Margot Mifflin
Wake up, Sleeping Beauty!
Classic fairy tales get a feminist makeover for parents who don't like their princesses tricked out, locked up or comatose. But were the old ones really that bad?
Idealistic mothers like me should get a parental advisory before trying to raise junior feminists: Withhold Barbie at age 2, and you’ll create Mattel’s dream consumer by 3. Suggest to your child that Snow White might be more fun than Cinderella because she actually does something — makes friends, finds a job, becomes a surrogate mother — and you’ll create a stubborn fashion victim who loves fairy tale heroines simply because they — or their dresses — are beautiful.
Indeed, Barbie and fairy tales induce parallel anxieties in
gender-conscious parents. But while Barbie, despite having taken
a critical beating, still dominates the toddler/preteen doll
market, an alternative fairy-tale culture has sprung up in recent
decades for families who don’t like their princesses tricked out,
locked up or comatose.
This new genre, in which classic stories are revamped or fairy
tale-like narratives are given progressive twists, is not to be
confused with its adult counterpart, penned by authors such as
Anne Sexton, Angela Carter and Margaret Atwood. These are kids’
titles, yet they address adult concerns about fairy tales: that they pit women against each other in struggles for husbands and status; that they’re filled with dead mothers and negligent fathers; that they equate virtue with youth and beauty
and promote a feminine ideal of purity and compliance.

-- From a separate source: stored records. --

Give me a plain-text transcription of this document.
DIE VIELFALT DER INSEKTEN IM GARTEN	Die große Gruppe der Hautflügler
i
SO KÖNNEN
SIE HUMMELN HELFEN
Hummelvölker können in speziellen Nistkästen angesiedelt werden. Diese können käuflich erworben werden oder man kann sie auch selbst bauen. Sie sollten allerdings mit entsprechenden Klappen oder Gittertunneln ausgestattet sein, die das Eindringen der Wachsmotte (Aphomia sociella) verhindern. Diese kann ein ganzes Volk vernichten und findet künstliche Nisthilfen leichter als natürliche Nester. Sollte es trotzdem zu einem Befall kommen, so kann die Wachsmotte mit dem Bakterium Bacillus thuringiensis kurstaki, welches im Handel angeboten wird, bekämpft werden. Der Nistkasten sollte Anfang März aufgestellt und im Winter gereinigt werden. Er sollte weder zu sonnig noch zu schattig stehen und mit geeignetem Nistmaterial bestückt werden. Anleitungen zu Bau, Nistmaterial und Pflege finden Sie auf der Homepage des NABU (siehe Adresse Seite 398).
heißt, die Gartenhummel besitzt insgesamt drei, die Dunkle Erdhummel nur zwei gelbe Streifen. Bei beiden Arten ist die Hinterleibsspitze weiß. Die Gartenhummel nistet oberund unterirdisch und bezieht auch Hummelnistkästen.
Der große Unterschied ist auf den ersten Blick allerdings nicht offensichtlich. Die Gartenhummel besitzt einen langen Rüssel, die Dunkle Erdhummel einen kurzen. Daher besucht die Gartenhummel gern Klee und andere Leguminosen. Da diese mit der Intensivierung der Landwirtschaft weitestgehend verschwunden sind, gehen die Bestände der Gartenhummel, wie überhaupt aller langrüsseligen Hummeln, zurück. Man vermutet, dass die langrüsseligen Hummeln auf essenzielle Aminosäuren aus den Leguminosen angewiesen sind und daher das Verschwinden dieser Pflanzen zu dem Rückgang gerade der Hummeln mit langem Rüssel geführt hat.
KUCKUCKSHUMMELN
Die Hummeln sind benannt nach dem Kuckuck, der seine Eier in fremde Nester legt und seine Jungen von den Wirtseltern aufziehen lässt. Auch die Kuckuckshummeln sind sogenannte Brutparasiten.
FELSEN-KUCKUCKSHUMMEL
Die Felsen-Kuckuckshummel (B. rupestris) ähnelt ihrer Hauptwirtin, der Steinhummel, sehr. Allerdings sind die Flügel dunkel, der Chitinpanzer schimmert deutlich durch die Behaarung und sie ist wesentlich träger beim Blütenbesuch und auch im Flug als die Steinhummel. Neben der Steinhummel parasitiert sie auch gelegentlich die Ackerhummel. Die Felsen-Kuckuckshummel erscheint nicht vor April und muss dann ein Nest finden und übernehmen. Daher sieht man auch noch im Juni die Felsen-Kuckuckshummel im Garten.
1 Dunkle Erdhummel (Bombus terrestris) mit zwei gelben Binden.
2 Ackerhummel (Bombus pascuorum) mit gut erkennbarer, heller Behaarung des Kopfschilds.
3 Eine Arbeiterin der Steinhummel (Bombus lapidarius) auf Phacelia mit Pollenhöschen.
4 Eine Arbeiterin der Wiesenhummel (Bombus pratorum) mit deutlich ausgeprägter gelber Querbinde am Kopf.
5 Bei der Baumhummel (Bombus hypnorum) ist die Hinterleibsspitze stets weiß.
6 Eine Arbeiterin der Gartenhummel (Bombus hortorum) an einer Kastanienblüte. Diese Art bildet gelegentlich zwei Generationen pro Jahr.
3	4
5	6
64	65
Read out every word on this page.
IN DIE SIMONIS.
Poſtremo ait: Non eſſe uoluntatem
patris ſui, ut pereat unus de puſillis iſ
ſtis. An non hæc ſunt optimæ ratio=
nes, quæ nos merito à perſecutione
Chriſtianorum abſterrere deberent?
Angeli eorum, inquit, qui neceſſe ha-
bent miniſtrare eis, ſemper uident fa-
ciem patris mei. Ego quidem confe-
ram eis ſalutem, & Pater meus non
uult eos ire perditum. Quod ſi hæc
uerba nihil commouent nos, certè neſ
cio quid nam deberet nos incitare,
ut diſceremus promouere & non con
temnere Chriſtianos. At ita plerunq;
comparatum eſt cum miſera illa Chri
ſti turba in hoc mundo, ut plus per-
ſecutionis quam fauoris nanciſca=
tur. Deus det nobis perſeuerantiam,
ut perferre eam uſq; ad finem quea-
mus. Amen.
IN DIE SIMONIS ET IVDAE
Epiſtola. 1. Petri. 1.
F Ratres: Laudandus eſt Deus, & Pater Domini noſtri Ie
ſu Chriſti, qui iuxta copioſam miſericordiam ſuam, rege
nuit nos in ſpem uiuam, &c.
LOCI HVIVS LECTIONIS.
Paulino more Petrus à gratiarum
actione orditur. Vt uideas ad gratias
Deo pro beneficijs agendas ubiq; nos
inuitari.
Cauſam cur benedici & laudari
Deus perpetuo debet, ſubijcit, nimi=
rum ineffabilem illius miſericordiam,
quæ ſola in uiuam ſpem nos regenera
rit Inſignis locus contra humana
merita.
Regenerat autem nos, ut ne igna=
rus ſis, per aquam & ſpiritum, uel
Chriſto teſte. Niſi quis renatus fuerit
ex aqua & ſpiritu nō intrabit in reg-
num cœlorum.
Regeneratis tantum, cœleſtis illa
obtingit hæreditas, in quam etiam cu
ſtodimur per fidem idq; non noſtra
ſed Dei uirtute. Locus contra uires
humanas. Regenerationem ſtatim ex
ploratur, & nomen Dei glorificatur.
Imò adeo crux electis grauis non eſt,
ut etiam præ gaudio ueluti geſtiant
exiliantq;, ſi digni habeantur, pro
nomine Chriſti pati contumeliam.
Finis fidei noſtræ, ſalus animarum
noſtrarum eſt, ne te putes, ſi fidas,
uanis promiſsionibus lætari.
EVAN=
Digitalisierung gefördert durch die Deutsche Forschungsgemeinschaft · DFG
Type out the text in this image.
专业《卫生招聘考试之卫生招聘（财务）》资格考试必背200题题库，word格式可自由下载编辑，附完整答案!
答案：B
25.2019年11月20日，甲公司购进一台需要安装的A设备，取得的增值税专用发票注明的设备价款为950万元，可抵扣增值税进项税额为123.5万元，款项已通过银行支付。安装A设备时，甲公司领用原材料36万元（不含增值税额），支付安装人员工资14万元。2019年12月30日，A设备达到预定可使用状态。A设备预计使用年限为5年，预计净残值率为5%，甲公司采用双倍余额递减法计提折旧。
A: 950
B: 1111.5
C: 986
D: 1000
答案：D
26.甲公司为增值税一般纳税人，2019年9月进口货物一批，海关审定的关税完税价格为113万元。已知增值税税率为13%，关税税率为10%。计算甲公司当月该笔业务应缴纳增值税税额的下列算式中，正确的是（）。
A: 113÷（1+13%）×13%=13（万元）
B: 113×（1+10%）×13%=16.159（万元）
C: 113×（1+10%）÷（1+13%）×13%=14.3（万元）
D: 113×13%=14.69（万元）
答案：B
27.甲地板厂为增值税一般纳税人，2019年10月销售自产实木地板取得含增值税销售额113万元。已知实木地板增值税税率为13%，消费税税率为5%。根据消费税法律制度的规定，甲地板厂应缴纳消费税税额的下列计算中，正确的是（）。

This last complaint is what drives many current reformers, who do their magic by transforming passive heroines into doers or subverting traditional scenarios in order to skewer the values
the original stories reinforce.
One of the most successful contemporary revisions is Frances
Minters’ lighthearted “Sleepless Beauty” (Viking, 1996). Written
in verse and exquisitely illustrated by G. Brian Karas, it stars a
resourceful Beauty who both saves herself and gets her prince.
This Beauty grows up in a swank Manhattan apartment. After she pricks her finger on the needle attached to an “old time vinyl record” player brought by a witch
who crashes her 14th birthday party, she falls asleep. But in this tale, Beauty calls the shots:
Next morning bright and early
As always I awoke.
I saw my parents sleeping
I thought it was a joke.“Wake up, wake up!” I shouted!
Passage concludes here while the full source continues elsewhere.